Rinsho Ketsueki. 2006 Dec;47(12):1528-32.
We report a patient with severe thrombotic thrombocytopenic purpura (TTP) refractory to plasmapheresis who was successfully treated with rituximab. A 57-year-old male patient was referred to our department for further differential diagnosis and treatment of anemia and severe thrombocytopenia. Progressive psychoneurotic symptoms, hemolytic anemia, thrombocytopenia, renal function insufficiency and fever led us to the diagnosis of TTP. ADAMTS13 activity was below 3% and an inhibitor for ADAMTS13 was detected. Treatment with plasmapheresis and high-dose steroid was initiated but without clinical benefit. Two weeks following the initiation of plasmapheresis, we decided to treat the patient with 7 cycles of rituximab. No severe rituximab-related adverse effects were observed. After treatment with rituximab, the disease remitted, and the ADAMTS13 activity level increased. The patient has remained in complete remission for more than 1 year. Our data suggest that rituximab may be the optimal immunosuppressive therapy for refractory thrombotic thrombocytopenic purpura caused by an anti-ADAMTS 13 inhibitor.

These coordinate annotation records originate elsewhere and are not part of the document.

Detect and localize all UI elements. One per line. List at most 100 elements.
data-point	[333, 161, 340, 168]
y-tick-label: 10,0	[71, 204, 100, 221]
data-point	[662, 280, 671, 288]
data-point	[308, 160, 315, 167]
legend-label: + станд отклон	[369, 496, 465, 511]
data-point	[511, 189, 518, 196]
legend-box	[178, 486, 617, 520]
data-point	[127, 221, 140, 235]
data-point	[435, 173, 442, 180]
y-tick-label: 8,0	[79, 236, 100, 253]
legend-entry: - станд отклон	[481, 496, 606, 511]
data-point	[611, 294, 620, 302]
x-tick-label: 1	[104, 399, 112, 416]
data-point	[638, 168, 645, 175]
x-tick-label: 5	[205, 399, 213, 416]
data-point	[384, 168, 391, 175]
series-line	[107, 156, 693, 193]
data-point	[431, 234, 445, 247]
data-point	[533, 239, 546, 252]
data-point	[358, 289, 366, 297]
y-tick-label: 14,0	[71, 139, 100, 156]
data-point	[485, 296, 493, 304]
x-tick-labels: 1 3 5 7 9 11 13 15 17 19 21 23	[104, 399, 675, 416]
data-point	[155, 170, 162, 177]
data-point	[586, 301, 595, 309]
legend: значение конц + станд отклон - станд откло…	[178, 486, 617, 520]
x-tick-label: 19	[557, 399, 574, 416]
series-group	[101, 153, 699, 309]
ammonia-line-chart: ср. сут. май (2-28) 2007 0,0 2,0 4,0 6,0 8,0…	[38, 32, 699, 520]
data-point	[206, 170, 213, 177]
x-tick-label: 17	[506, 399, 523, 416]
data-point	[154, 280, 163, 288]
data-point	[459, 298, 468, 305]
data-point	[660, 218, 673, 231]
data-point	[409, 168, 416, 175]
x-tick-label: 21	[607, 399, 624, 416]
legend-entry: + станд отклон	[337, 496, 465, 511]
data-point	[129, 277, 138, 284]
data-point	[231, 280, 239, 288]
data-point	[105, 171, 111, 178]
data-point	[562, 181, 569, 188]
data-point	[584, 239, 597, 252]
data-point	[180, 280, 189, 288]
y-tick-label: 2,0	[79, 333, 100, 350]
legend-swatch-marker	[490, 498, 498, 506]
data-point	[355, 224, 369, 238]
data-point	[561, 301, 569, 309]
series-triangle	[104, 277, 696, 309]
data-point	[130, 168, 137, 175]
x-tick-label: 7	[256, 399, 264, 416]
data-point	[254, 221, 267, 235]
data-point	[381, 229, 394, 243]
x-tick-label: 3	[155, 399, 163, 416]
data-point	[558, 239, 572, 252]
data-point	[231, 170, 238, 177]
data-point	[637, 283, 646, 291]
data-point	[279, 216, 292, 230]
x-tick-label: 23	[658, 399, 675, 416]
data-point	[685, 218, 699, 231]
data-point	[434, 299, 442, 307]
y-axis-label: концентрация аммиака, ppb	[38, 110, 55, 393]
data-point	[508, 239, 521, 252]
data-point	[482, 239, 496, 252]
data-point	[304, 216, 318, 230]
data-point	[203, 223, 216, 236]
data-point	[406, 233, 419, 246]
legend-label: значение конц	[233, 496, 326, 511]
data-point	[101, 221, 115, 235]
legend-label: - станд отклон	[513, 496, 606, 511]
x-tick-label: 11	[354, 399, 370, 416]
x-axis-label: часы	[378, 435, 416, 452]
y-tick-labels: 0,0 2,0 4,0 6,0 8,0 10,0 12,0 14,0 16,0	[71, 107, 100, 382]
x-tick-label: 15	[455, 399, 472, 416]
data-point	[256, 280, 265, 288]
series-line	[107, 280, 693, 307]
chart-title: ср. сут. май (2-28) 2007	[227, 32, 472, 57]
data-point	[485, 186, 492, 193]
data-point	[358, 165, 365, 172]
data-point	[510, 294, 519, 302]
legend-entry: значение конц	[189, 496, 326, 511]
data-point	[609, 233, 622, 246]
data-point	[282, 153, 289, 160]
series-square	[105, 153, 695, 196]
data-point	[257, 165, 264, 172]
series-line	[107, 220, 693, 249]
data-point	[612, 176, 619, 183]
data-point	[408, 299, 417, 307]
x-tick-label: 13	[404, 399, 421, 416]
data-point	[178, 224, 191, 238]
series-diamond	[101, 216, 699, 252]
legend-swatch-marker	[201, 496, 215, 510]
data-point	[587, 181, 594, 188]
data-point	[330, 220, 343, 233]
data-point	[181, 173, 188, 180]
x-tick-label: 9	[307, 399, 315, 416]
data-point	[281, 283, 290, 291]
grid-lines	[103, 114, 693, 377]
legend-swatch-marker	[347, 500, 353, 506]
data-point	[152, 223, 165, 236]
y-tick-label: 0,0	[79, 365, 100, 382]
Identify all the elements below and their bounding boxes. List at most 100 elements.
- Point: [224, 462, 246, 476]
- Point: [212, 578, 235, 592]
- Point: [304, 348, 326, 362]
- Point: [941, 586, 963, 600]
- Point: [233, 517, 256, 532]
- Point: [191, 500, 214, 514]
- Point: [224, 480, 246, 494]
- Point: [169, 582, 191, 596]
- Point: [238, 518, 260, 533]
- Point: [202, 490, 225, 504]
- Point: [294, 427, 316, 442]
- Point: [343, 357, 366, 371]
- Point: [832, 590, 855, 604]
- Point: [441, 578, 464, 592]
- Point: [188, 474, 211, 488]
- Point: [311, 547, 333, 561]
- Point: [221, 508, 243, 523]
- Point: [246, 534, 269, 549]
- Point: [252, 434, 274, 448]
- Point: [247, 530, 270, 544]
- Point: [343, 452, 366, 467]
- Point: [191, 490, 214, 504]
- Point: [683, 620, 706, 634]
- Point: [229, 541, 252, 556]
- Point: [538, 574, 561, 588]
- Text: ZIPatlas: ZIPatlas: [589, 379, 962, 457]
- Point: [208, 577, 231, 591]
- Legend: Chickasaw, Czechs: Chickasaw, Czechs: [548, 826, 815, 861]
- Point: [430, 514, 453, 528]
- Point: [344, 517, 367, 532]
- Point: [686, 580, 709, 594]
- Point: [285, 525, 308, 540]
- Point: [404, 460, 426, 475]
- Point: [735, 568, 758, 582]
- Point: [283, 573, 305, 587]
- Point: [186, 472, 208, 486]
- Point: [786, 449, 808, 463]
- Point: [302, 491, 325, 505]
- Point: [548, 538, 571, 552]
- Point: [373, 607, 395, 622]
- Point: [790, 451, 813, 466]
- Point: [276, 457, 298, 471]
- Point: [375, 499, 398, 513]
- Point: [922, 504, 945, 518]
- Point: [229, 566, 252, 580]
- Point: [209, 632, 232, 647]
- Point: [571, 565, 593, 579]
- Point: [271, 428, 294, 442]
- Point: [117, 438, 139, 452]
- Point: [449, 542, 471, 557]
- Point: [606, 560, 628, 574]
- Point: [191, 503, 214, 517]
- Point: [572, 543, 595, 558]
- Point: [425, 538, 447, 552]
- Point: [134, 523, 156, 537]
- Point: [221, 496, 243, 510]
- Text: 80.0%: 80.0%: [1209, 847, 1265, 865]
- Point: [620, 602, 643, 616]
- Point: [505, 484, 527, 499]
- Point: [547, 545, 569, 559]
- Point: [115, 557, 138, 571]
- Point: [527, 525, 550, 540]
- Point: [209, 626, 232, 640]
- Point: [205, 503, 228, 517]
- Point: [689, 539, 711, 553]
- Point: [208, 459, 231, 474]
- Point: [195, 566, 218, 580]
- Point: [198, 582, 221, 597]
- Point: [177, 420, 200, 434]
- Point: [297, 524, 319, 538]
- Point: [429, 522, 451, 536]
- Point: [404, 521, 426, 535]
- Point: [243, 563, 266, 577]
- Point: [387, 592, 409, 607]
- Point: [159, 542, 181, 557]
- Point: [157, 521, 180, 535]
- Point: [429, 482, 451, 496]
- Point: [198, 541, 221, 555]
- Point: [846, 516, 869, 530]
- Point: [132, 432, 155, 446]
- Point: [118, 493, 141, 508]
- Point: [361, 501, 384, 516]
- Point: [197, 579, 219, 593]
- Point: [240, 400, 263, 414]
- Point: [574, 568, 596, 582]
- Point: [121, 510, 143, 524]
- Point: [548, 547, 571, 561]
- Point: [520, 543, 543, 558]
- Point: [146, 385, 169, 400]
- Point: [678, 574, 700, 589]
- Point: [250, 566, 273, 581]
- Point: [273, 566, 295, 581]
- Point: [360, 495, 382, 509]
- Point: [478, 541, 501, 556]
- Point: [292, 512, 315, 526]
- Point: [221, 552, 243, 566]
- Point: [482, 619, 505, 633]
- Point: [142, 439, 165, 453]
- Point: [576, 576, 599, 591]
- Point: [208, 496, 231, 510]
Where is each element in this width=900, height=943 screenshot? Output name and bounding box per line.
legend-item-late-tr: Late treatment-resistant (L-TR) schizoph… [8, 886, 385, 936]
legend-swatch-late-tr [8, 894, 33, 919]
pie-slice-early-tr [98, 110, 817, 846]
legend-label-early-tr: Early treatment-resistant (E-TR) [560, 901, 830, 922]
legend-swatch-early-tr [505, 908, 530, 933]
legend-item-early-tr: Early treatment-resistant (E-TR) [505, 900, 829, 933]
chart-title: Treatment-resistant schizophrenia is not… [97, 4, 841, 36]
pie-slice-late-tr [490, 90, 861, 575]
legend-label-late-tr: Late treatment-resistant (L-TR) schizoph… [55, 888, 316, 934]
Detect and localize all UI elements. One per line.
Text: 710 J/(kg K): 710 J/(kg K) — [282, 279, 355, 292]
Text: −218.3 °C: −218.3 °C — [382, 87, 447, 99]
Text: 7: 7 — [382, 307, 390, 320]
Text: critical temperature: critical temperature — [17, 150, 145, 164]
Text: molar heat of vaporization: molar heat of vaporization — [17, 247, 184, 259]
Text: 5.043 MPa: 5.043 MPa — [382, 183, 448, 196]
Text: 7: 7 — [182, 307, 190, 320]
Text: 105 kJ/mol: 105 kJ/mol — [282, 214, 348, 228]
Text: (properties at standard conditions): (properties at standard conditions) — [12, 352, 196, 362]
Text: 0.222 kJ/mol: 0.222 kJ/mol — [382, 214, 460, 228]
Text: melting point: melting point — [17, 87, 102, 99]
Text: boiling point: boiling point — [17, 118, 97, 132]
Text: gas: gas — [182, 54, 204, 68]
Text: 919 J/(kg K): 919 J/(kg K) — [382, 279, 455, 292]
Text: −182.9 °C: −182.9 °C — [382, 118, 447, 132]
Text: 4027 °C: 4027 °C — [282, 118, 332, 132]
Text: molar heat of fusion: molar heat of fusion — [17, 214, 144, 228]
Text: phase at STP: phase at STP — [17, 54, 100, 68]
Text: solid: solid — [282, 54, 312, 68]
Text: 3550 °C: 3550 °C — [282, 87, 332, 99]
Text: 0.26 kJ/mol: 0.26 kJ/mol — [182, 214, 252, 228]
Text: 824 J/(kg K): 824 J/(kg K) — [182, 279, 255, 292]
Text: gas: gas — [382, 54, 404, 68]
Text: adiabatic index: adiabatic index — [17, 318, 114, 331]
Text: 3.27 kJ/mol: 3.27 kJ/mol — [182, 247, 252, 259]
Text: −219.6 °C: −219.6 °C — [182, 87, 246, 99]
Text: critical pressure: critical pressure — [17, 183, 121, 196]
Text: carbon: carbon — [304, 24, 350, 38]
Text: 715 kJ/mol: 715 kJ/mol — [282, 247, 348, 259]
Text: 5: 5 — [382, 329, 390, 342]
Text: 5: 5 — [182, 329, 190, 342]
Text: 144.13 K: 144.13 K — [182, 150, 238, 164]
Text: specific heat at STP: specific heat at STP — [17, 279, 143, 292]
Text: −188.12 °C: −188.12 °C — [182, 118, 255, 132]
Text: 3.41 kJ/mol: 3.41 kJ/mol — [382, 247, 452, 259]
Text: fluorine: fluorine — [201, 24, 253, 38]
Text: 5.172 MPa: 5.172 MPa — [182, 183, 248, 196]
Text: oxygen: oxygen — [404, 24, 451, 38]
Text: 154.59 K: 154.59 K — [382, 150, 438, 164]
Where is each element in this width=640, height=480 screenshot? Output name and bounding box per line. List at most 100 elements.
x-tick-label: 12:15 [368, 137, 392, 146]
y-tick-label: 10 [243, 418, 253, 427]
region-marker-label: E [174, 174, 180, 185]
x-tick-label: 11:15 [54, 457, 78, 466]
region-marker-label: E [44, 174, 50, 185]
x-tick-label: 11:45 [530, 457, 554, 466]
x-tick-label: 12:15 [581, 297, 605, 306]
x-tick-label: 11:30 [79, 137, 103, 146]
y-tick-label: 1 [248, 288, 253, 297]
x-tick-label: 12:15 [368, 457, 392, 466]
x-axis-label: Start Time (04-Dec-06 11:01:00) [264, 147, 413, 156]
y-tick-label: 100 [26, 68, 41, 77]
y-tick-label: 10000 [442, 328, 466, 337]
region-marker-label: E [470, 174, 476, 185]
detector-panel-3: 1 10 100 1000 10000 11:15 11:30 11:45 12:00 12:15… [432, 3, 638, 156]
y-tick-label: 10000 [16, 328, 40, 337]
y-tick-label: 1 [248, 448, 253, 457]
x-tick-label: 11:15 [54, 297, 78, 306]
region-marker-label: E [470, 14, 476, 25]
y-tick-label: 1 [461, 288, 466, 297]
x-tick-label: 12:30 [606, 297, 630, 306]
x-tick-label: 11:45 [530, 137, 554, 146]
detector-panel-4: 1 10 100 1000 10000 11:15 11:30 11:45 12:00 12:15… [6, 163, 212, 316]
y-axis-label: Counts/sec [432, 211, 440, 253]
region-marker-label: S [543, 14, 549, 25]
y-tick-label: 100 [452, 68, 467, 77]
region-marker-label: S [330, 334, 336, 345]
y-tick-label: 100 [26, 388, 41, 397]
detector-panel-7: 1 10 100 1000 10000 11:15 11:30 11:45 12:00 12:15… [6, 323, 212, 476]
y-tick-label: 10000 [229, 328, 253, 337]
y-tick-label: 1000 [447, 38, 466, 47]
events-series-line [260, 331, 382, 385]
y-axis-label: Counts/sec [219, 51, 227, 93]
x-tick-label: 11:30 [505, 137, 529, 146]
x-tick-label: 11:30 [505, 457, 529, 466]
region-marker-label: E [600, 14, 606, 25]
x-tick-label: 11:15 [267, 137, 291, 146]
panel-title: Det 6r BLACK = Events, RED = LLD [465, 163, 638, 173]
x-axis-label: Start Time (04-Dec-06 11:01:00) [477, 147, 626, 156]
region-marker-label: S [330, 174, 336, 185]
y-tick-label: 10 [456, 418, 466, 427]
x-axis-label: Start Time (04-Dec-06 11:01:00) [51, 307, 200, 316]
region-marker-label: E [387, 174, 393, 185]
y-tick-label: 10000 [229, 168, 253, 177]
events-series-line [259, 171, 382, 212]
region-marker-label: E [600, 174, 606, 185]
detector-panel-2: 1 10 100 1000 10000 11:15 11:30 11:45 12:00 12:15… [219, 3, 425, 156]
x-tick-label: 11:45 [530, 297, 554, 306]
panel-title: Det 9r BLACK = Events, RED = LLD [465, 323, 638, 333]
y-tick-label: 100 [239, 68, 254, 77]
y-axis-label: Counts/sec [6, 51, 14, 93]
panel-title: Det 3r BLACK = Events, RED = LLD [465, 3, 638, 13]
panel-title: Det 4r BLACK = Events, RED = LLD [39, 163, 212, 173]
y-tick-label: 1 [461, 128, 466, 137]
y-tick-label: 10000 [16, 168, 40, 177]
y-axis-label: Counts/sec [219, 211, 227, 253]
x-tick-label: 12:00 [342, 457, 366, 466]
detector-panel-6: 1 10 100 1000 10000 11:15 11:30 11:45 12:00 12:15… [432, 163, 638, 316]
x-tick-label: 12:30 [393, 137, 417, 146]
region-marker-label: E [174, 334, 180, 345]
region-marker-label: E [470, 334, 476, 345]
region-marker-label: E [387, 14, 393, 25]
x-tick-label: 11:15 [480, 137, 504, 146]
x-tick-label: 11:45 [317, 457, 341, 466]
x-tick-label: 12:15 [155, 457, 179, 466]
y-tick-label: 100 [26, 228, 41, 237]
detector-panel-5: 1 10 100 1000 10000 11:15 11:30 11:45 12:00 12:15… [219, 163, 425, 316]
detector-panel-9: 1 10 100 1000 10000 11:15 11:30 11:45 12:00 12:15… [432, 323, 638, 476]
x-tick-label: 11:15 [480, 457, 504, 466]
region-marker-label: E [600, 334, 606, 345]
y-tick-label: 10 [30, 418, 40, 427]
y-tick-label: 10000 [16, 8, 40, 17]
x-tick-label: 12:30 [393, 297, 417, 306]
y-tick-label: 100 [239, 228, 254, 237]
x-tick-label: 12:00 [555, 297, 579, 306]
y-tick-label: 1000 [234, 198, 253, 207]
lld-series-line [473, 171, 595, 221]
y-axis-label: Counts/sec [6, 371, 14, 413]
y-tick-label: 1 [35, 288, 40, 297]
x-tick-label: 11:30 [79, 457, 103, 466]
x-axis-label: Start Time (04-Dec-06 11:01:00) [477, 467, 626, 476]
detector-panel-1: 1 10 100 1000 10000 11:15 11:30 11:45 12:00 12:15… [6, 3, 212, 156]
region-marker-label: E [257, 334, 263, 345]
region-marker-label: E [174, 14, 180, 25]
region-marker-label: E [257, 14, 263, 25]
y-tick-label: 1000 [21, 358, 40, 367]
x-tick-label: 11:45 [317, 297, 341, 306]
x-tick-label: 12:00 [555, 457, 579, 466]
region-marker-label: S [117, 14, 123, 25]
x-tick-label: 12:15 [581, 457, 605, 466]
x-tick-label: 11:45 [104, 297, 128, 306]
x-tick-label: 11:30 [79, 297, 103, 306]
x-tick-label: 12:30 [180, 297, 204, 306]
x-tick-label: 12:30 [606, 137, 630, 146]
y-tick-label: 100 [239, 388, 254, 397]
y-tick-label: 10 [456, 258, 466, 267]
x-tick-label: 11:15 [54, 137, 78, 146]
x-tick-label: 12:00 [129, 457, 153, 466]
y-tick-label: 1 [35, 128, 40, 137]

我们报告了1例对血浆置换难治的严重血栓性血小板减少性紫癜(TTP)患者,其经利妥昔单抗治疗成功。1例57岁男性患者因贫血和严重血小板减少被转诊至我科进行进一步鉴别诊断和治疗。进行性精神神经症状、溶血性贫血、血小板减少、肾功能不全和发热使我们诊断为TTP。ADAMTS13活性低于3%,并检测到ADAMTS13抑制剂。开始采用血浆置换和大剂量类固醇治疗,但无临床获益。血浆置换开始2周后,我们决定用7个周期的利妥昔单抗治疗该患者。未观察到严重的利妥昔单抗相关不良反应。利妥昔单抗治疗后,疾病缓解,ADAMTS13活性水平升高。该患者已完全缓解超过1年。我们的数据表明,利妥昔单抗可能是由抗ADAMTS 13抑制剂引起的难治性血栓性血小板减少性紫癜的最佳免疫抑制疗法。